In order to set up your membership structures, you do need to first put together a site full of content, of course. Put everything on your site, at this stage: you’ll be sub-dividing your content very soon.

Another point to consider with site set-up is your layouts and structure.

Basically, if your site isn’t easy to use, no one will use it. After a certain point, that means you’ve put in effort to get it going, without any return, which isn’t what you want.

Convenience isn’t the only concern: also think about the attractiveness of your design. Ask yourself, “would I want to scroll through this website?”

If the answer is “no,” you know you have room to improve.

The majority of us aren’t graphic design geniuses, so it makes sense to ask for help. Design wizards like Elementor can be invaluable and can be free to use.

Also, make sure you have figured out your mechanism for differentiating between members and non-members (as well as every other level of membership). For example, is it a paid subscription? A one-off payment? Entering certain personal contact details to sign-up?

Plan this stage out, so you can seamlessly translate this mechanism into ActiveMember360.

 

Step 3: Set Up Your Membership Tags

membership tags

Setting up tags sounds much more complicated, as a process, than it actually is.
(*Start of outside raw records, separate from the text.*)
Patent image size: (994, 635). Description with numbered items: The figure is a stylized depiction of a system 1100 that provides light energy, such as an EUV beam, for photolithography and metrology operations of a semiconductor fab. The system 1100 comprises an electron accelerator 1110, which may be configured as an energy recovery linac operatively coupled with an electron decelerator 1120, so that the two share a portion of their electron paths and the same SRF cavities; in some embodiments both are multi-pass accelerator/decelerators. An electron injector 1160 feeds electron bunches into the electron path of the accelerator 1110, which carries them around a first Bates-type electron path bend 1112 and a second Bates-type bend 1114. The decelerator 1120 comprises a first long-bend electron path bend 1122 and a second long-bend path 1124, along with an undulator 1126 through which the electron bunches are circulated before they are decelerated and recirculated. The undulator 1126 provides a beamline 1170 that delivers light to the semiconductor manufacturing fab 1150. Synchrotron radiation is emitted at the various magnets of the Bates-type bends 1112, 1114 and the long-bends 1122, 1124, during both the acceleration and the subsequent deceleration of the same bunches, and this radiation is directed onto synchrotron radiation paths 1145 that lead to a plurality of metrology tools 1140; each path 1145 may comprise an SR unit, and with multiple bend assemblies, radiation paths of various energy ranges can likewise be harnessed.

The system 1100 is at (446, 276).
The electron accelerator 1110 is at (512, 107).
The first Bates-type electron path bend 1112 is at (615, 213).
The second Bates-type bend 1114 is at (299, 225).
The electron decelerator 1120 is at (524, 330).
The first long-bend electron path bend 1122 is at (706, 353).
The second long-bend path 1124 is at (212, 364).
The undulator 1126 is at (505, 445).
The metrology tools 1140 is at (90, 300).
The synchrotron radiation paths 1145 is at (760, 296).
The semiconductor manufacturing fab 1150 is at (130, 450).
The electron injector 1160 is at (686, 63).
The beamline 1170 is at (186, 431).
Enter ActiveCampaign (the plugin), click on “Contacts” and go to the “manage scoring section.” When you click here, a drop-down menu should appear, enabling you to “manage tags.”

To create tags, just type into the “Add Tags” box, and click “add tag” when you’re done. The slightly tricky bit here is that you’ll need two tags per level of membership, one to provide access and one to deny it.

Keep repeating the process as necessary until you’ve covered every level of membership.

Keep in mind: these tags just go into a general list: assigning them to specific levels of membership is done separately under the “Memberships” link.

For each level of membership, you match up the two tags, and can even give the membership level a separate name for your own use. If you don’t give it a particular name, the name assigned to the tags will continue.

Don’t forget to click “save”!

 

Step 4: Designing Your Virtual Classroom

ActiveMember360 offers multiple options when it comes to the structure of your classroom. We’ve broken down a few of them for you, but feel free to check them all out on the website.

Multi-Course Library: This type of membership allows the user access to a true library of shorter courses, from which they can pick and choose. Generally, the subscription here is time-based, i.e. a fortnightly subscription.

Online Classroom: Here, there are a number of courses available, however, they all belong to the same niche(s). A good monetization strategy, here, would be to sell the courses individually or in bundles based on relevance.

Digital Product Delivery: This style is all about giving your members downloadable resources and a shared forum space. The strategy is to make access to the website free, only so long as the digital product has been purchased. Hence, this doesn’t work as well if you have a number of courses you want to deliver.

Fixed-Time Delivery: Here, you release your content to all consumers at the same time, regularly. For example, on the first of every month, all consumers receive a new resource or installment of a resource, with usually a one-time payment prior to the start of the course.

Evergreen Drip Fed: A highly common model, this is all about timing the release of new content relative to the member’s sign-up date. For example, 3 days after signing up, they receive a powerpoint presentation; 30 days after that, an ebook; etc. This content isn’t time critical, however, so it remains relevant no matter when the consumer signs up. The monetization strategy is usually a single payment, or a payment divided over a set period of time (i.e. a few installments).

Once you’ve picked your style of website, it’s time for its launch!